Per uno come lui non ci sono molte alternative. Così per quella notte aveva trovato ospitalità da un amico, Emmanuel, nel casolare diroccato alle spalle del ghetto della ‘ex pista’ di Borgo Mezzanone. Meglio di una baracca. Elvis non sapeva che sarebbe stata la sua ultima notte, che in quel casolare lo attendeva la morte silenziosa dell’ossido di carbonio. Non la morte drammatica delle fiamme che hanno ucciso tanti braccianti nelle baracche dei ghetti, in Puglia, Basilicata e Calabria, ma quella silenziosa che nel sonno ti toglie il respiro. Morti diverse e uguali, morti da povertà e emarginazione, morti di cattiva accoglienza, morti di illegalità imposta, morti di persone ridotte a scarti. Come Elvis e il suo amico Emmanuel. Morti da non chiudere e dimenticare in una riga di agenzia. Così i volontari hanno cercato, hanno chiesto. Sono anche andati all’obitorio per accompagnare alcuni amici di Elvis per riconoscere il cadavere. Per dargli un nome certo, per dargli una storia, che a nessun uomo può essere negata. Anche dopo la morte.

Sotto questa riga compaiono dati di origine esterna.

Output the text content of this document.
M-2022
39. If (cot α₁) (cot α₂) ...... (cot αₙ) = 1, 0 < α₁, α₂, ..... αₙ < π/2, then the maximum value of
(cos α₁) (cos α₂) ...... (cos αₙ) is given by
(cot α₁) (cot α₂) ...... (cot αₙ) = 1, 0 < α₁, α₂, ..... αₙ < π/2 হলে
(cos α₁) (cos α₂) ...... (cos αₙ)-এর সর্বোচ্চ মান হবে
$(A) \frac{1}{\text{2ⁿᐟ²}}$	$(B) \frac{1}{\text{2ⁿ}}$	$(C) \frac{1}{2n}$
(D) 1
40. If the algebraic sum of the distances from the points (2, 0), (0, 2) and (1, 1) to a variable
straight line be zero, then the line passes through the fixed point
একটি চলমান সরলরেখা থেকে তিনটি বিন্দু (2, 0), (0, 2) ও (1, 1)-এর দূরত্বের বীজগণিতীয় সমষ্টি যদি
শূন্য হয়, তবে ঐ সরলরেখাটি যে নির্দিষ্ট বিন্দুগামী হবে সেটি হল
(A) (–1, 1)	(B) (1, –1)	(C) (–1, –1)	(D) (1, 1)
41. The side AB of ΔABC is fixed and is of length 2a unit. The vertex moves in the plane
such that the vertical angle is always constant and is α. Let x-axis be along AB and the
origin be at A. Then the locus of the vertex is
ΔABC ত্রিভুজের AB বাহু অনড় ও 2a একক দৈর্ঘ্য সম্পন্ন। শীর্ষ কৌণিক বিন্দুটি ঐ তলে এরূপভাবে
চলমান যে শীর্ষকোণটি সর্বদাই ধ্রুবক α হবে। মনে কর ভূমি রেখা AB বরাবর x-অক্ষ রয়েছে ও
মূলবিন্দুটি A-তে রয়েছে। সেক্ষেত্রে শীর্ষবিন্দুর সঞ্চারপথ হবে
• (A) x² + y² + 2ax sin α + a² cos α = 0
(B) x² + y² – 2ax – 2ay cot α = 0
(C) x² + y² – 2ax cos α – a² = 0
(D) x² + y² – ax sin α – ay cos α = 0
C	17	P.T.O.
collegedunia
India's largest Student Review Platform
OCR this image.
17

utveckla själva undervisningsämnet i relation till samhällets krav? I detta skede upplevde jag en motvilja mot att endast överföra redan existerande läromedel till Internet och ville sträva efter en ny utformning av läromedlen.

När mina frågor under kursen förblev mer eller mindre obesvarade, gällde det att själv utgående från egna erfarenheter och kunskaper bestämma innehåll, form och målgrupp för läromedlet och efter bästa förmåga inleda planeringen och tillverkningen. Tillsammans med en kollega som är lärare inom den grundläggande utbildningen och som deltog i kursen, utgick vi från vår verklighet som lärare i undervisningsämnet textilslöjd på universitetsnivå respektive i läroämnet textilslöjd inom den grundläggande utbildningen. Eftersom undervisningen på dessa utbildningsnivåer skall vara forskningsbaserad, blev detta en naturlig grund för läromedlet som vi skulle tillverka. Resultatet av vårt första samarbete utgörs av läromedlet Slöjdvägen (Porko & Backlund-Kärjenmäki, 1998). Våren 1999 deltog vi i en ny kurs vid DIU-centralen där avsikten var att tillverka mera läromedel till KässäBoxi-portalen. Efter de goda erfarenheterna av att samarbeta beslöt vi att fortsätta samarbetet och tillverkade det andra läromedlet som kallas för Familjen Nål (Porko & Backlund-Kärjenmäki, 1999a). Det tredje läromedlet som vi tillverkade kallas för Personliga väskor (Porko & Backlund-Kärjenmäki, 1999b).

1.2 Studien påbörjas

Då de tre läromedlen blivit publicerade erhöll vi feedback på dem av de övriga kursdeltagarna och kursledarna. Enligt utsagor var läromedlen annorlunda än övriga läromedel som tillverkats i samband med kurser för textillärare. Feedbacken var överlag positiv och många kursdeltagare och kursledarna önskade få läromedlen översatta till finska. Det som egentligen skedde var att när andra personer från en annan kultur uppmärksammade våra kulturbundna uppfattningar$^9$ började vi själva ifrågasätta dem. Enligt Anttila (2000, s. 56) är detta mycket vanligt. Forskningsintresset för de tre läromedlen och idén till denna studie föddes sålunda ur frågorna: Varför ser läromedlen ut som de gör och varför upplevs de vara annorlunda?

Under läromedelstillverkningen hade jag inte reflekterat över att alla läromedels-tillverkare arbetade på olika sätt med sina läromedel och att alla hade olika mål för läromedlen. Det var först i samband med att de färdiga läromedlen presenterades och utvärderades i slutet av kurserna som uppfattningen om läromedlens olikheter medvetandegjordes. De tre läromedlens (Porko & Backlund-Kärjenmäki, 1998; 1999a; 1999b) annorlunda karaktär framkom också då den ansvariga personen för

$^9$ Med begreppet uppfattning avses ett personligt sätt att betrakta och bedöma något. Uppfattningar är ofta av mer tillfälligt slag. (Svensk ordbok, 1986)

E ora a Elvis, invisibile in vita e la cui morte era finita in poche righe sui giornali, possiamo dedicare lo spazio che merita ogni uomo, soprattutto chi ha avuto una vita troppo dura e finita troppo presto. Anche per colpa nostra, dei silenzi, degli occhi chiusi, dell’incapacità di fare vera accoglienza e inclusione, che vuol dire soprattutto attribuzione e assunzione di doveri e insieme pieno riconoscimento di diritti. I diritti perduti di Elvis, la sua vita asfissiata. Oggi, qui, almeno gli restituiamo un pezzo della sua storia. E denunciamo ancora una volta la sofferenza e l’ingiustizia prodotte da una legge che non dà più sicurezza, ma la umilia e la toglie. In modo persino mortale.